The week, sponsored by the United Nations Educational, Scientific, and Cultural Organization, ran from April 2-9 in Canada in 2011.
Marj Drury and Danny Pendhall are only two of the many Continuing Studies graduates who know how powerful adult learning is.
Thanks to Drury's certificate in editing, she recently traded in her career as a nursing instructor for a career in editing.
She’s 62 years old.
Because Pendhall decided to pursue his passion at SFU after he was laid off, he's doing his dream job: helping others with their careers.
Dr. Helen Wussow, the dean of Lifelong Learning at Simon Fraser University, which houses Continuing Studies, has heard dozens of stories like Drury’s and Pendhall's, and she is grateful that UNESCO is recognizing the learners “who are at the very core” of Continuing Studies’ work.
Wussow believes that learning creates change: in the lives of learners, their families, and the people learners touch with their new skills and training.
Marj Drury traded retirement for her second love
Most people are finishing things at 60—but after years of teaching, Drury decided to try a new career.
Three of her colleagues recommended the editing certificate through SFU Continuing Studies. Today, after finishing the part-time 18-month program, Drury is thrilled with the outcome.
Within months of graduating, she completed four editing contracts—even without advertising her services. She loves the flexibility her editing work gives her.

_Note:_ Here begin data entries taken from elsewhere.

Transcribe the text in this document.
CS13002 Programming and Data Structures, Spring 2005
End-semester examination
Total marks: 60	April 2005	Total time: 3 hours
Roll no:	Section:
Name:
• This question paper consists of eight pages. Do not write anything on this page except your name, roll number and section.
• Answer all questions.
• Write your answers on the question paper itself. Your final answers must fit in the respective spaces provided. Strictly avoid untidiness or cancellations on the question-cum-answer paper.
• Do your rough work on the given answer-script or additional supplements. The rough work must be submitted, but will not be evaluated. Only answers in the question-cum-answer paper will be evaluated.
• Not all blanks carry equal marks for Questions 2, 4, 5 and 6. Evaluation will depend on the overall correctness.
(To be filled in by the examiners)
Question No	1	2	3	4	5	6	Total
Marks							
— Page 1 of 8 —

She chooses the work she wants—mostly academic editing for graduate students and professors—and works from home.
When she began the program, she was a little concerned about her age, but it was a non-issue, she says.
“I really appreciated the fact that I wasn’t put down. Instead, I was given lots of encouragement to keep on learning and keep on developing.”
Danny Pendhall’s passion is helping people find work they love—and thanks to SFU Continuing Studies, he gets to do it every day.
Instead of being discouraged when he lost his job, the White Rock resident formulated a game plan. He’d worked in Canada for 23 years, mostly in customer service, and he loved helping people. After meeting with a career counsellor, he decided to pursue the same career.
Most of the employers he consulted recommended the Career Development Practitioner Certificate at SFU. Pendhall began in March 2010, finished in August the same year, and now he works for the Progressive Intercultural Community Services’ employment program in White Rock.
Pendhall teaches classes and meets with people who need work. He is originally from Malaysia and speaks eight languages—so he is especially passionate about helping immigrants learn to navigate the North American job market.
He’s thrilled with the preparation he received at SFU. “The SFU Surrey Career Development Practitioner Program is, by far, the best,” he says.
IALW at a glance
UNESCO launched the first International Adult Learners Week in 2000. Canadians have been celebrating it since 2002.
The week promotes adult literacy and lifelong learning through partnership between governmental and non-governmental organizations, educational institutions, and civil society.
“UNESCO’s sponsorship of an International Adult Learners Week indicates the necessity for universities to recognize and serve working adults’ desire to continue their education,” Wussow says.